Lagebericht für das Geschäftsjahr 2023

I. Grundlagen des Unternehmens

Die OPPM Office Professional Personalmanagement GmbH mit Sitz in Dresden (OFFICE Personal GmbH Dresden) ist ein Unternehmen der OFFICE Personal - Gruppe. Die OFFICE Personal GmbH Dresden unterhält Geschäftsstellen in Berlin, Dessau, Dresden, Eisenach, Erfurt, Leipzig, Merseburg und Riesa.

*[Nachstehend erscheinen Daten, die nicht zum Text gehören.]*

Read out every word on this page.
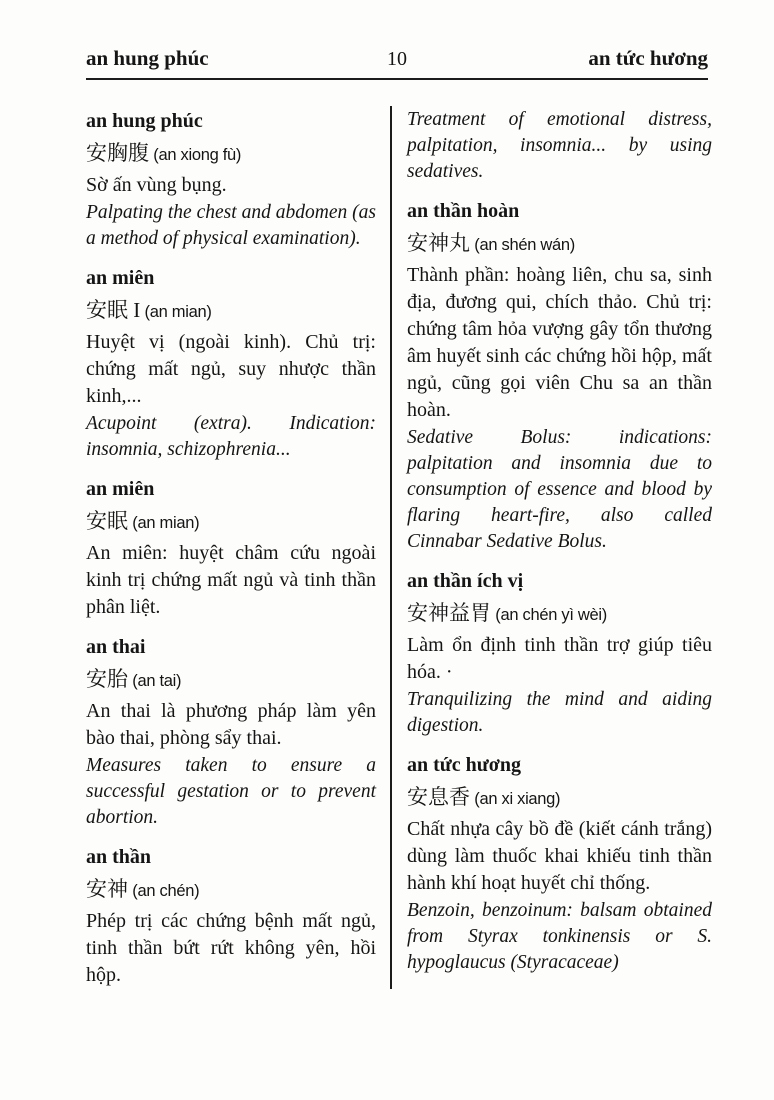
an hung phúc	10	an tức hương

an hung phúc

安胸腹 (an xiong fù)

Sờ ấn vùng bụng.

Palpating the chest and abdomen (as a method of physical examination).

an miên

安眠 I (an mian)

Huyệt vị (ngoài kinh). Chủ trị: chứng mất ngủ, suy nhược thần kinh,...

Acupoint (extra). Indication: insomnia, schizophrenia...

an miên

安眠 (an mian)

An miên: huyệt châm cứu ngoài kinh trị chứng mất ngủ và tinh thần phân liệt.

an thai

安胎 (an tai)

An thai là phương pháp làm yên bào thai, phòng sẩy thai.

Measures taken to ensure a successful gestation or to prevent abortion.

an thần

安神 (an chén)

Phép trị các chứng bệnh mất ngủ, tinh thần bứt rứt không yên, hồi hộp.

Treatment of emotional distress, palpitation, insomnia... by using sedatives.

an thần hoàn

安神丸 (an shén wán)

Thành phần: hoàng liên, chu sa, sinh địa, đương qui, chích thảo. Chủ trị: chứng tâm hỏa vượng gây tổn thương âm huyết sinh các chứng hồi hộp, mất ngủ, cũng gọi viên Chu sa an thần hoàn.

Sedative Bolus: indications: palpitation and insomnia due to consumption of essence and blood by flaring heart-fire, also called Cinnabar Sedative Bolus.

an thần ích vị

安神益胃 (an chén yì wèi)

Làm ổn định tinh thần trợ giúp tiêu hóa. ·

Tranquilizing the mind and aiding digestion.

an tức hương

安息香 (an xi xiang)

Chất nhựa cây bồ đề (kiết cánh trắng) dùng làm thuốc khai khiếu tinh thần hành khí hoạt huyết chỉ thống.

Benzoin, benzoinum: balsam obtained from Styrax tonkinensis or S. hypoglaucus (Styracaceae)
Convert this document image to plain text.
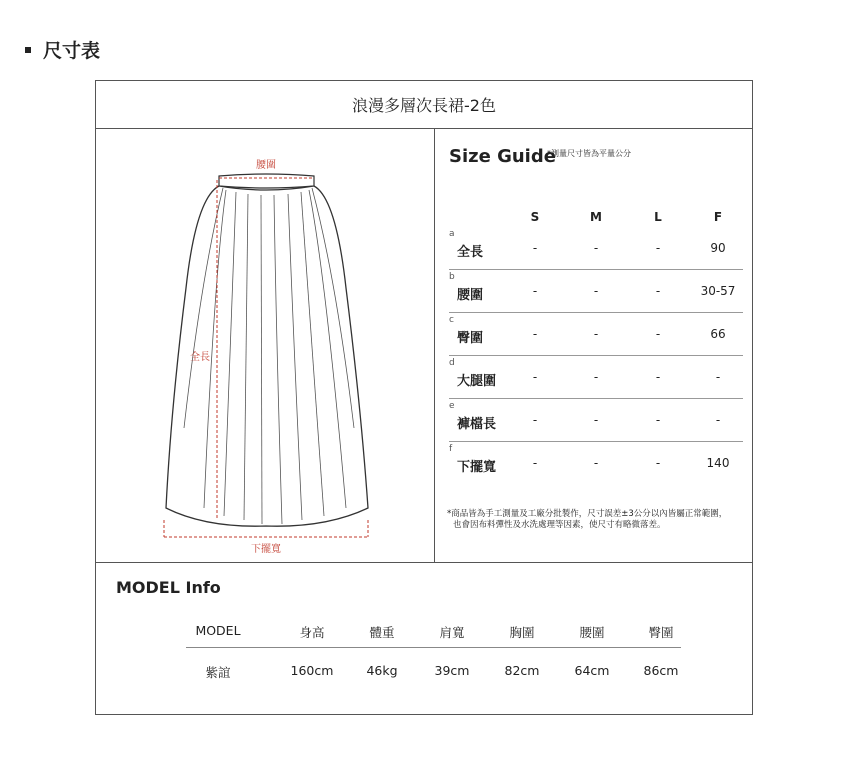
尺寸表
浪漫多層次長裙-2色
腰圍
全長
下擺寬
Size Guide
*測量尺寸皆為平量公分
S	M	L	F
a
全長	-	-	-	90
b
腰圍	-	-	-	30-57
c
臀圍	-	-	-	66
d
大腿圍	-	-	-	-
e
褲檔長	-	-	-	-
f
下擺寬	-	-	-	140
*商品皆為手工測量及工廠分批製作，尺寸誤差±3公分以內皆屬正常範圍，
也會因布料彈性及水洗處理等因素，使尺寸有略微落差。
MODEL Info
MODEL	身高	體重	肩寬	胸圍	腰圍	臀圍
紫誼	160cm	46kg	39cm	82cm	64cm	86cm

Wesentlicher Gegenstand der Gesellschaft ist die private Arbeitsvermittlung, Personalvermittlung, sowie die gewerbsmäßige Arbeitnehmerüberlassung nach dem Gesetz zur Regelung der gewerbsmäßigen Arbeitnehmerüberlassung (Arbeitnehmerüberlassungsgesetz - AÜG) vom 7.8.1972. Dabei ist der Kundenstamm breit gefächert und auf viele Branchen verteilt. Schwerpunkte sind der gewerbliche Bereich (Handwerk/Industrie) einschließlich Logistik/Airport. Dabei ist es uns gelungen, uns regional zu behaupten.

II. Wirtschaftsbericht

1 Gesamtwirtschaftliche Rahmenbedingungen

Kernaussage: Die deutsche Wirtschaft ist weiterhin in einer Schwächephase.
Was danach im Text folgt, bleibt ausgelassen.